『琵琶湖−淀川水系における流域管理モデルの構築』プロジェクト

Research Institute for Humanity and Nature

プロジェクト紹介

■研究の目的と内容

1.研究の目的

本プロジェクトは、琵琶湖−淀川水系において、地域住民と行政が主体となり流域管理をおこなう上で必要な環境診断と合意形成の方法論を、多様な分野を横断して行う総合・学際的な研究活動と、地域住民や行政との連携による実践をもとに、開発・検証していくことをめざしています。

流域は、水循環・物質循環や生態系管理の上で重要な空間単位ですが、河川の分布パターンに見られるように、階層的(入れ子的)な空間構造を持つため、人間社会とその社会的意思決定も、多くはこの空間構造にあわせて階層化されています。
流域はこのように階層性という特徴をもつため、しばしば、階層間においては状況認識のズレを生み出し、流域単位での社会的意思決定を困難にしてきました。

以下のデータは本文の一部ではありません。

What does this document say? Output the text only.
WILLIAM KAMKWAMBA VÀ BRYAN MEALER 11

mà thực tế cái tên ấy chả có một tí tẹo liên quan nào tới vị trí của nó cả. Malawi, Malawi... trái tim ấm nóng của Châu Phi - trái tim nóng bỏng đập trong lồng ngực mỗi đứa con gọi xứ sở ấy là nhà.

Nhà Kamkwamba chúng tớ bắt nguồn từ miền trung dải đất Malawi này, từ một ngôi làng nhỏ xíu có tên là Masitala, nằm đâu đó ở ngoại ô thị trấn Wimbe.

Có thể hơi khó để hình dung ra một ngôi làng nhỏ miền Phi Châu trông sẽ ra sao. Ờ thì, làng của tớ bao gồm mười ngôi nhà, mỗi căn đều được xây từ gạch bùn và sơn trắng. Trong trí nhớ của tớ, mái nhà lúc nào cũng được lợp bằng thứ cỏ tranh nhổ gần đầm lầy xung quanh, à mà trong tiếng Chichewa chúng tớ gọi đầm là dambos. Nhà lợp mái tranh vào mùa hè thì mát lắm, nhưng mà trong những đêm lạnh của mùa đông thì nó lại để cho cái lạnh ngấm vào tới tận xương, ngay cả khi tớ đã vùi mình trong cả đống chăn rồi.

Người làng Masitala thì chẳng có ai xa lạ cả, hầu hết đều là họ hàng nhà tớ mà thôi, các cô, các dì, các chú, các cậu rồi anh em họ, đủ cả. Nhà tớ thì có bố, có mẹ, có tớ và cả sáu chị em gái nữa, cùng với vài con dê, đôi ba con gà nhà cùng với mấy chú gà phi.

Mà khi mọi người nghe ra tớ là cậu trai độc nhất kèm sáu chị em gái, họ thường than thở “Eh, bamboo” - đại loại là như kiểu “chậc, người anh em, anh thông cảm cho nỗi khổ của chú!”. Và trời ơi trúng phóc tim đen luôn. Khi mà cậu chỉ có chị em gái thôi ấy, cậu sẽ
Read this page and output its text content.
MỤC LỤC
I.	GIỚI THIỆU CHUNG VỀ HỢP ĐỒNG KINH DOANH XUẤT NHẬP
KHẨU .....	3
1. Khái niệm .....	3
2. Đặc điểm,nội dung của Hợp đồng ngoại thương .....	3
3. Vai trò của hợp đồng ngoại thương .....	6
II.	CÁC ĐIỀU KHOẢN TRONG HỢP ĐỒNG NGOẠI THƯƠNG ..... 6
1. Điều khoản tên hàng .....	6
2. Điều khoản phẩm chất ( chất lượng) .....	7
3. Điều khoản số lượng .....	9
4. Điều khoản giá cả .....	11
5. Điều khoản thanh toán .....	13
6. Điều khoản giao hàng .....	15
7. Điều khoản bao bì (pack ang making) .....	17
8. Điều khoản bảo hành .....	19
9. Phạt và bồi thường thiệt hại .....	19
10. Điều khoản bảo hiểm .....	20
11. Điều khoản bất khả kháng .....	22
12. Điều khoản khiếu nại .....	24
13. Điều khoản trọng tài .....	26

本プロジェクトでは、この階層間の状況認識のズレの克服、より具体的には、
1)流域管理におけるボトムアップからの流域環境の目標像作成の支援
2)トップダウンによる政策との調整が、流域管理における最重要課題である
と考え、この目的に役立つ方法論を開発することを具体的な目標とします。また、その成果をもとに、琵琶湖―淀川水系の流域管理に対して具体的に提言します。

 

2.研究の内容

流域の階層性を考慮した流域管理の理念的な姿として、『階層化された流域管理システム』というモデル(考え方)を提案し、琵琶湖―淀川水系における実践的な研究活動の中で、その有効性を検証します。
琵琶湖流域においては、社会的意思決定に関わる、大きく3つの階層(マクロ、メゾ、ミクロ)を区別します。マクロスケールとして、「滋賀県(琵琶湖流域)」、メゾスケールとして、滋賀県湖東地域の農村地帯である「彦根市稲枝地区(愛西土地改良区)」、ミクロスケールとして、彦根市稲枝地区の中の集落群を想定します。
この
3者を主な調査対象地域とし、「物質動態」、「社会文化システム」、「生態系」、「流域情報モデリング」の4班を設け、その連携によって、水質を中心にした水環境保全に関わる、総合的な流域管理の研究・実践を展開します。各階層内で、階層の個性に応じて、モデルや指標などの流域診断ツールを開発・使用して、「順応的管理」(adaptive management) が行われる可能性を探るとともに、階層間の認識の違いを解消するための、階層間の流域に対する現実感(reality)・論理の違いを共有する方法論の構築をめざします。具体的には、農業排水による流入負荷に着目し、メゾ・ミクロスケールにおける環境保全活動の支援と、マクロな琵琶湖への負荷削減が両立する方法を、実践の中から求めていきます。